The automaker’s US online store lists the “Acceleration Increase” service as an option soon to be offered to customers of Mercedes-Benz EQE and EQS sedans and SUVs as a $1,200 annual subscription (plus tax). Made possible by the Mercedes me connect service, this feature increases the torque and maximum output of the vehicle, therefore unlocking more performance.
The automaker says the adjustment of the motor characteristic curve, torque and maximum output brings noticeable improvement in the 0-60 mph acceleration of 0.8 to 1.0 seconds, depending on the model.
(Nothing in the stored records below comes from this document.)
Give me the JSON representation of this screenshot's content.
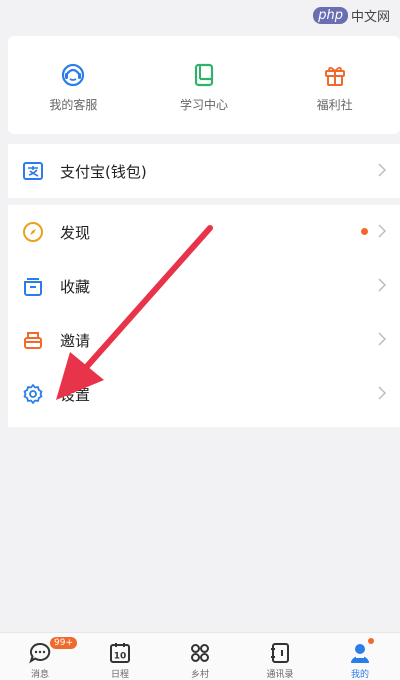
{
  "watermark": {
    "logo": "php",
    "text": "中文网"
  },
  "quick": [
    {
      "label": "我的客服",
      "icon": "customer-service-icon",
      "color": "#2b7de9"
    },
    {
      "label": "学习中心",
      "icon": "book-icon",
      "color": "#2fb36b"
    },
    {
      "label": "福利社",
      "icon": "gift-icon",
      "color": "#f06a2b"
    }
  ],
  "menu": {
    "alipay": "支付宝(钱包)",
    "discover": "发现",
    "favorites": "收藏",
    "invite": "邀请",
    "settings": "设置"
  },
  "tabbar": {
    "messages": "消息",
    "messages_badge": "99+",
    "calendar": "日程",
    "calendar_day": "10",
    "village": "乡村",
    "contacts": "通讯录",
    "me": "我的"
  },
  "colors": {
    "accent": "#2b7de9",
    "red": "#f06a2b",
    "arrow": "#e8344a"
  }
}
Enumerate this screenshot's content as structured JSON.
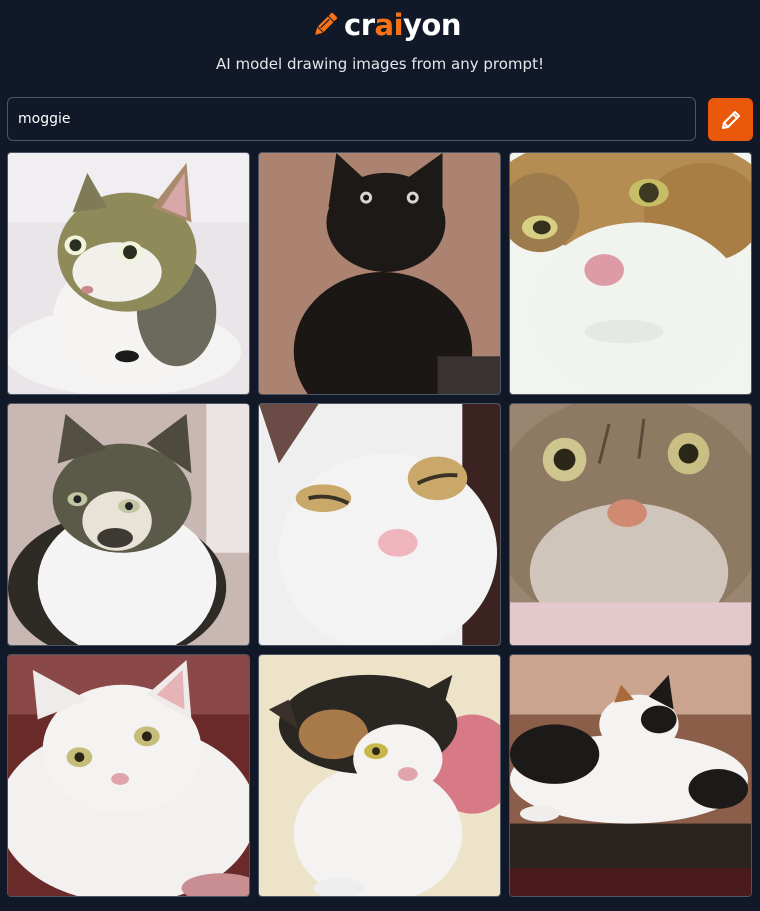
{
  "app": {
    "logo_prefix": "cr",
    "logo_accent": "ai",
    "logo_suffix": "yon",
    "tagline": "AI model drawing images from any prompt!",
    "brand_color": "#f97316"
  },
  "search": {
    "value": "moggie",
    "button_icon": "pencil-icon"
  },
  "results": [
    {
      "description": "tabby and white cat sitting"
    },
    {
      "description": "black cat with wide eyes"
    },
    {
      "description": "close-up white cat with ginger markings"
    },
    {
      "description": "tabby and white cat indoors"
    },
    {
      "description": "white cat with ginger patches, eyes squinting"
    },
    {
      "description": "close-up tabby cat face"
    },
    {
      "description": "fluffy white kitten"
    },
    {
      "description": "black, ginger and white cat sitting"
    },
    {
      "description": "calico cat lying down"
    }
  ]
}
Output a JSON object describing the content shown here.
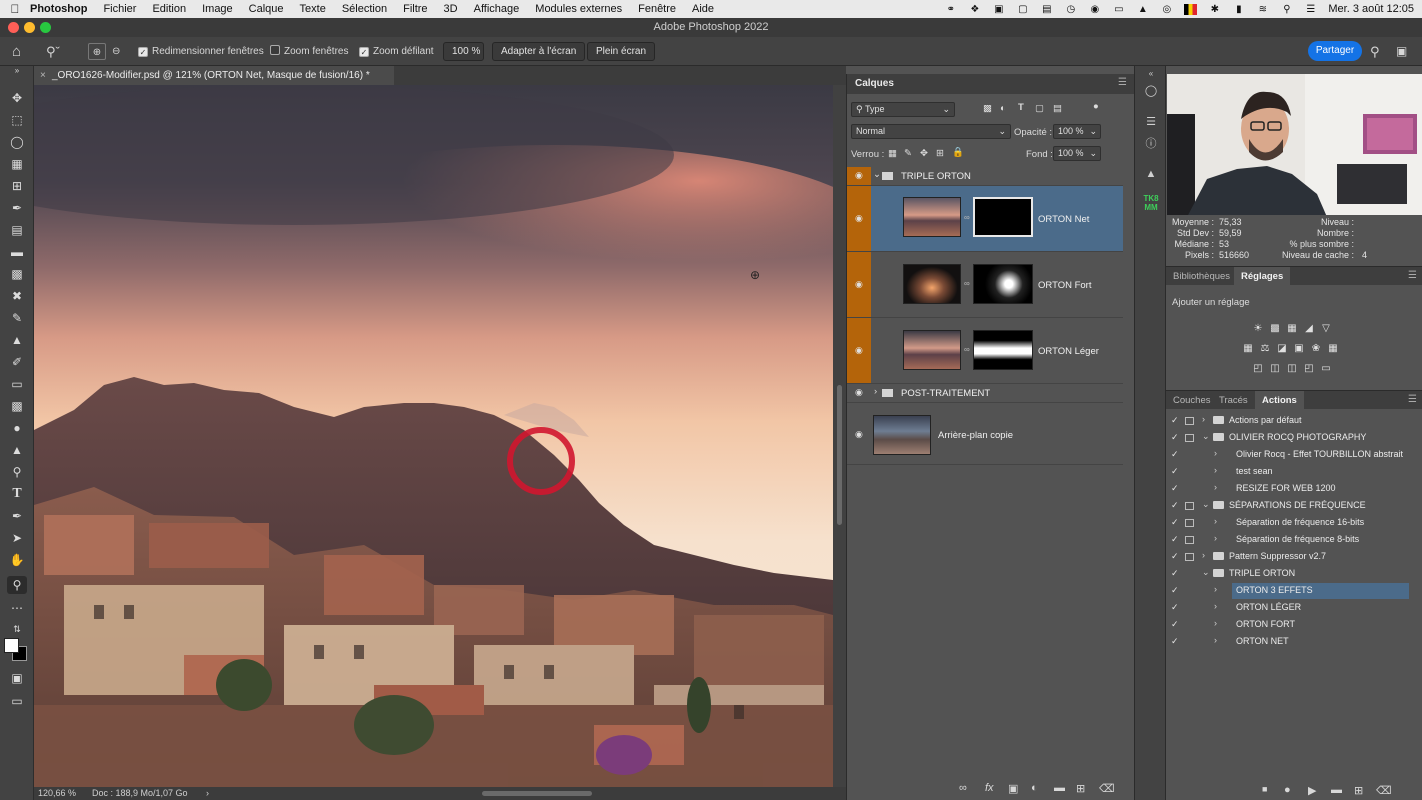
{
  "menubar": {
    "app": "Photoshop",
    "items": [
      "Fichier",
      "Edition",
      "Image",
      "Calque",
      "Texte",
      "Sélection",
      "Filtre",
      "3D",
      "Affichage",
      "Modules externes",
      "Fenêtre",
      "Aide"
    ],
    "clock": "Mer. 3 août  12:05"
  },
  "window": {
    "title": "Adobe Photoshop 2022"
  },
  "options": {
    "resize_windows": "Redimensionner fenêtres",
    "zoom_windows": "Zoom fenêtres",
    "scrubby_zoom": "Zoom défilant",
    "zoom_value": "100 %",
    "fit_screen": "Adapter à l'écran",
    "full_screen": "Plein écran",
    "share": "Partager"
  },
  "document": {
    "tab_title": "_ORO1626-Modifier.psd @ 121% (ORTON Net, Masque de fusion/16) *",
    "zoom": "120,66 %",
    "doc_size": "Doc : 188,9 Mo/1,07 Go"
  },
  "layers": {
    "panel_title": "Calques",
    "filter_type": "Type",
    "blend_mode": "Normal",
    "opacity_label": "Opacité :",
    "opacity_value": "100 %",
    "lock_label": "Verrou :",
    "fill_label": "Fond :",
    "fill_value": "100 %",
    "items": [
      {
        "name": "TRIPLE ORTON",
        "kind": "group"
      },
      {
        "name": "ORTON Net",
        "kind": "layer"
      },
      {
        "name": "ORTON Fort",
        "kind": "layer"
      },
      {
        "name": "ORTON Léger",
        "kind": "layer"
      },
      {
        "name": "POST-TRAITEMENT",
        "kind": "group"
      },
      {
        "name": "Arrière-plan copie",
        "kind": "layer"
      }
    ]
  },
  "histogram": {
    "mean_label": "Moyenne :",
    "mean": "75,33",
    "std_label": "Std Dev :",
    "std": "59,59",
    "median_label": "Médiane :",
    "median": "53",
    "pixels_label": "Pixels :",
    "pixels": "516660",
    "level_label": "Niveau :",
    "count_label": "Nombre :",
    "percentile_label": "% plus sombre :",
    "cache_label": "Niveau de cache :",
    "cache": "4"
  },
  "library_tabs": {
    "libraries": "Bibliothèques",
    "adjustments": "Réglages"
  },
  "adjustments": {
    "add_label": "Ajouter un réglage"
  },
  "actions_tabs": {
    "channels": "Couches",
    "paths": "Tracés",
    "actions": "Actions"
  },
  "actions": [
    {
      "name": "Actions par défaut",
      "level": 0,
      "type": "set",
      "open": false,
      "dialog": true
    },
    {
      "name": "OLIVIER ROCQ PHOTOGRAPHY",
      "level": 0,
      "type": "set",
      "open": true,
      "dialog": true
    },
    {
      "name": "Olivier Rocq - Effet TOURBILLON abstrait",
      "level": 1,
      "type": "action",
      "open": false,
      "dialog": false
    },
    {
      "name": "test sean",
      "level": 1,
      "type": "action",
      "open": false,
      "dialog": false
    },
    {
      "name": "RESIZE FOR WEB 1200",
      "level": 1,
      "type": "action",
      "open": false,
      "dialog": false
    },
    {
      "name": "SÉPARATIONS DE FRÉQUENCE",
      "level": 0,
      "type": "set",
      "open": true,
      "dialog": true
    },
    {
      "name": "Séparation de fréquence 16-bits",
      "level": 1,
      "type": "action",
      "open": false,
      "dialog": true
    },
    {
      "name": "Séparation de fréquence 8-bits",
      "level": 1,
      "type": "action",
      "open": false,
      "dialog": true
    },
    {
      "name": "Pattern Suppressor v2.7",
      "level": 0,
      "type": "set",
      "open": false,
      "dialog": true
    },
    {
      "name": "TRIPLE ORTON",
      "level": 0,
      "type": "set",
      "open": true,
      "dialog": false
    },
    {
      "name": "ORTON 3 EFFETS",
      "level": 1,
      "type": "action",
      "open": false,
      "dialog": false,
      "selected": true
    },
    {
      "name": "ORTON LÉGER",
      "level": 1,
      "type": "action",
      "open": false,
      "dialog": false
    },
    {
      "name": "ORTON FORT",
      "level": 1,
      "type": "action",
      "open": false,
      "dialog": false
    },
    {
      "name": "ORTON NET",
      "level": 1,
      "type": "action",
      "open": false,
      "dialog": false
    }
  ],
  "colors": {
    "accent": "#1473e6",
    "group_color": "#b4640a",
    "selection": "#4b6b8a",
    "cursor_ring": "#d0162f"
  }
}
The increased acceleration will be available in all Dynamic Select drive programs.
Mercedes-Benz MEA dedicated EV platform
Fine tuning of the electric motors increases the maximum motor output of the Mercedes-Benz EQE/EQE SUV and EQS/EQS SUV by 20 percent to 24 percent, depending on the original factory output.
For example, on the Mercedes-Benz EQE 350 4MATIC, the maximum output increases from 215 kilowatts (288 horsepower) to 260 kilowatts (348 horsepower), resulting in a 0-60 mph sprint of 5.1 seconds (compared to 6.0 seconds). The increase is the same for the EQE SUV 350 4MATIC, with the 0-60 mph acceleration dropping to 5.2 seconds from 6.2 seconds in this case.
The power increase will be more significant on the Mercedes-Benz EQS 450 4MATIC and EQS SUV 450 4MATIC: from 265 kilowatts (355 horsepower) to 330 kilowatts (442 horsepower). This will result in a 0-60 mph time of 4.5 seconds for the sedan and 4.9 seconds for the SUV, down from 5.3 seconds and 5.8 seconds, respectively.
Like it or not, offering features as subscription services is something that software defined vehicles make possible, and it looks like we’re going to see more of this in the future. So, what do you think, is it worth paying $1,200 a year to shave one second off your EV’s 0-60 time?